Further, the gathering condemned the integration of digital technologies, AI, automated surveillance systems, and algorithmic frameworks into military aggression, occupation, economic blockades, and psychological warfare campaigns. Participants highlighted the particularly harmful combination of military operations and information domination strategies in ongoing conflicts affecting Palestine, Lebanon, and Iran as a dangerous violation of international norms.
Against these threats, the colloquium affirmed the inalienable right of all peoples to build technological sovereignty, develop independent domestic communication capabilities, cultivate democratic digital ecosystems, and enact regulatory frameworks centered on public interest, social justice, and the protection of collective rights.
To advance these goals, delegates agreed to strengthen the International Patria Colloquium as a permanent collaborative platform connecting journalists, independent media outlets, grassroots activists, social movements, researchers, technology developers, and public officials across the Global South. The platform will enable coordinated action and shared capacity building to counter systemic digital and economic coercion.
Participants also committed to building out a global cooperation network focused on four key priorities: training for practitioners, applied research on digital coercion, coordinated production of independent content, and rapid response capabilities to counter disinformation, manipulation, and hate campaigns. The declaration emphasizes that the global battle for fair information requires organized collective intelligence and sustained, coordinated action.

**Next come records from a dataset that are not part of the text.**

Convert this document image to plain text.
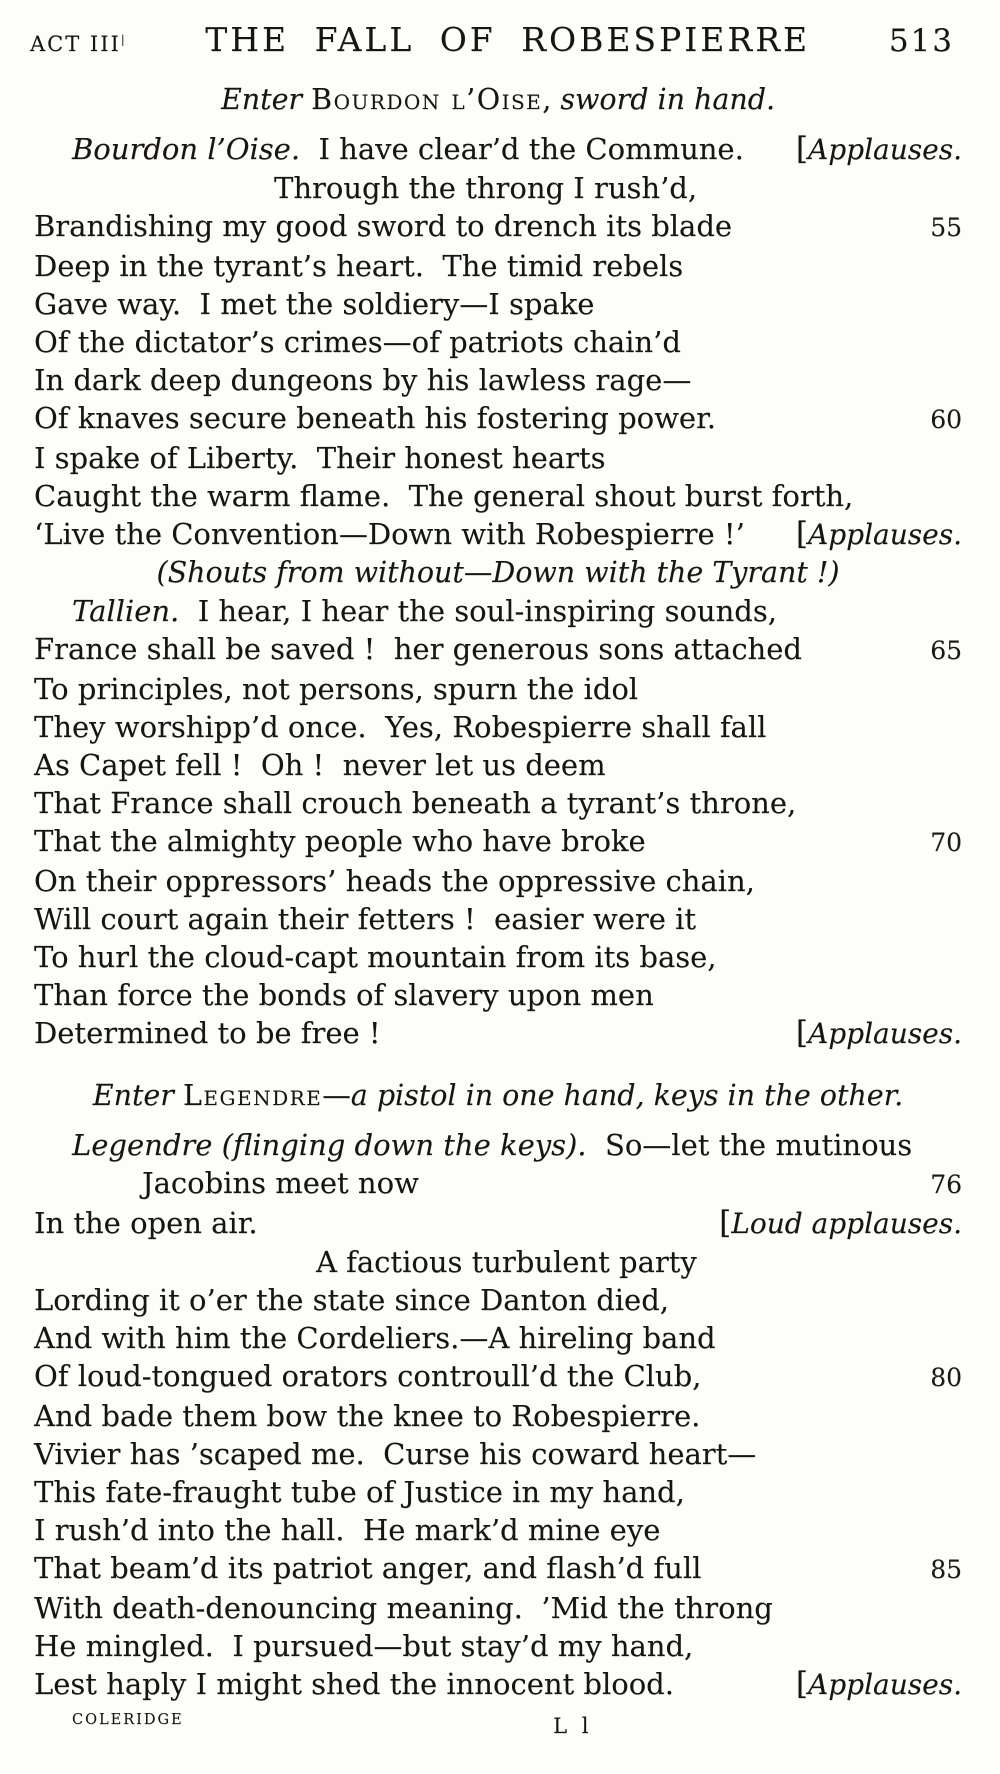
ACT III|	THE FALL OF ROBESPIERRE	513
Enter Bourdon l’Oise, sword in hand.
Bourdon l’Oise.  I have clear’d the Commune. [Applauses.
Through the throng I rush’d,
Brandishing my good sword to drench its blade	55
Deep in the tyrant’s heart.  The timid rebels
Gave way.  I met the soldiery—I spake
Of the dictator’s crimes—of patriots chain’d
In dark deep dungeons by his lawless rage—
Of knaves secure beneath his fostering power.	60
I spake of Liberty.  Their honest hearts
Caught the warm flame.  The general shout burst forth,
‘Live the Convention—Down with Robespierre !’ [Applauses.
(Shouts from without—Down with the Tyrant !)
Tallien.  I hear, I hear the soul-inspiring sounds,
France shall be saved !  her generous sons attached	65
To principles, not persons, spurn the idol
They worshipp’d once.  Yes, Robespierre shall fall
As Capet fell !  Oh !  never let us deem
That France shall crouch beneath a tyrant’s throne,
That the almighty people who have broke	70
On their oppressors’ heads the oppressive chain,
Will court again their fetters !  easier were it
To hurl the cloud-capt mountain from its base,
Than force the bonds of slavery upon men
Determined to be free !	[Applauses.
Enter Legendre—a pistol in one hand, keys in the other.
Legendre (flinging down the keys).  So—let the mutinous
Jacobins meet now	76
In the open air.	[Loud applauses.
A factious turbulent party
Lording it o’er the state since Danton died,
And with him the Cordeliers.—A hireling band
Of loud-tongued orators controull’d the Club,	80
And bade them bow the knee to Robespierre.
Vivier has ’scaped me.  Curse his coward heart—
This fate-fraught tube of Justice in my hand,
I rush’d into the hall.  He mark’d mine eye
That beam’d its patriot anger, and flash’d full	85
With death-denouncing meaning.  ’Mid the throng
He mingled.  I pursued—but stay’d my hand,
Lest haply I might shed the innocent blood.	[Applauses.
COLERIDGE	L l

In line with its people-centered vision, the colloquium expressed support for the development of open, auditable, transparent, multilingual, and culturally adaptive technologies and AI systems. These tools should be oriented toward advancing public goods including education, health, scientific research, culture, and accessible public administration, and centered on empowering people-centered communication rather than private or geopolitical domination.
The gathering closed with a formal call to action for all international organizations, academic networks, popular movements, and peace-aligned states to unite around a shared agenda for a new global information and communications order. This order, delegates argued, must center truth, justice, human dignity, and the fundamental right of peoples to self-determination.

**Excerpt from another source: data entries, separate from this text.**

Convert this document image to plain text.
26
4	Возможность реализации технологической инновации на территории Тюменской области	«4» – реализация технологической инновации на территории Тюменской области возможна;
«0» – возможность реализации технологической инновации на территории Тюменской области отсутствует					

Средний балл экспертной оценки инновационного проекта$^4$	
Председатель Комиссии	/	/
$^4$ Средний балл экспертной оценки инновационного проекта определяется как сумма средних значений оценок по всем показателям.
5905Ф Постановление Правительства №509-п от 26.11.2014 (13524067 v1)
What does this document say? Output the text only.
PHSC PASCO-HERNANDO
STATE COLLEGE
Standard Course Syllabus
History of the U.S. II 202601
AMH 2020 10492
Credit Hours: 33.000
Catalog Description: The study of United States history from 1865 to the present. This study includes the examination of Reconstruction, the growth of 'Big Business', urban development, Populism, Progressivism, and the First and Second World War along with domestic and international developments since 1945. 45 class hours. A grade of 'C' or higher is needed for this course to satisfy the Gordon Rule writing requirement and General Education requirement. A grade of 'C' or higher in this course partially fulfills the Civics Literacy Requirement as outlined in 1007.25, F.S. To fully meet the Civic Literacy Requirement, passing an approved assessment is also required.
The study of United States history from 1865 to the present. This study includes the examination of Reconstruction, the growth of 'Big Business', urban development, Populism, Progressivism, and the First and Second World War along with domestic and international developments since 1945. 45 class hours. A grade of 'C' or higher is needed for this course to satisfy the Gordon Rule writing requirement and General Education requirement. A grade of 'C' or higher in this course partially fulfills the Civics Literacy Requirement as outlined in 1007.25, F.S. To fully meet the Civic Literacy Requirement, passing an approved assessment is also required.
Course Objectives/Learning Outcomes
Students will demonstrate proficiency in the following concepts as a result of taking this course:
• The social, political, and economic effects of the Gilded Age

In a dedicated rebuke of long-standing external pressure on Cuba, the 5th International Patria Colloquium issued a firm, categorical condemnation of the United States’ sustained policy of aggression against the island nation. Specifically, delegates condemned the intensification of the decades-long economic, commercial and financial blockade, as well as the imposition of a targeted energy embargo crafted to stifle Cuba’s development and inflict harm on the daily lives of ordinary Cuban people.
These actions are clear violations of international law and the foundational principles of national sovereignty and self-determination, the declaration confirms. Attendees also drew attention to the extraterritorial reach of these coercive measures, which intentionally obstruct Cuba’s access to global fuel supplies, critical technology, and international markets.
In closing, the collective of participants reaffirmed the full legitimacy of the Cuban people’s right to defend their independent social project. They demanded the immediate removal of all unilateral coercive measures imposed on Cuba, and urged the global community to reject all forms of economic warfare that weaponize access to energy and communication as tools of collective punishment against sovereign nations.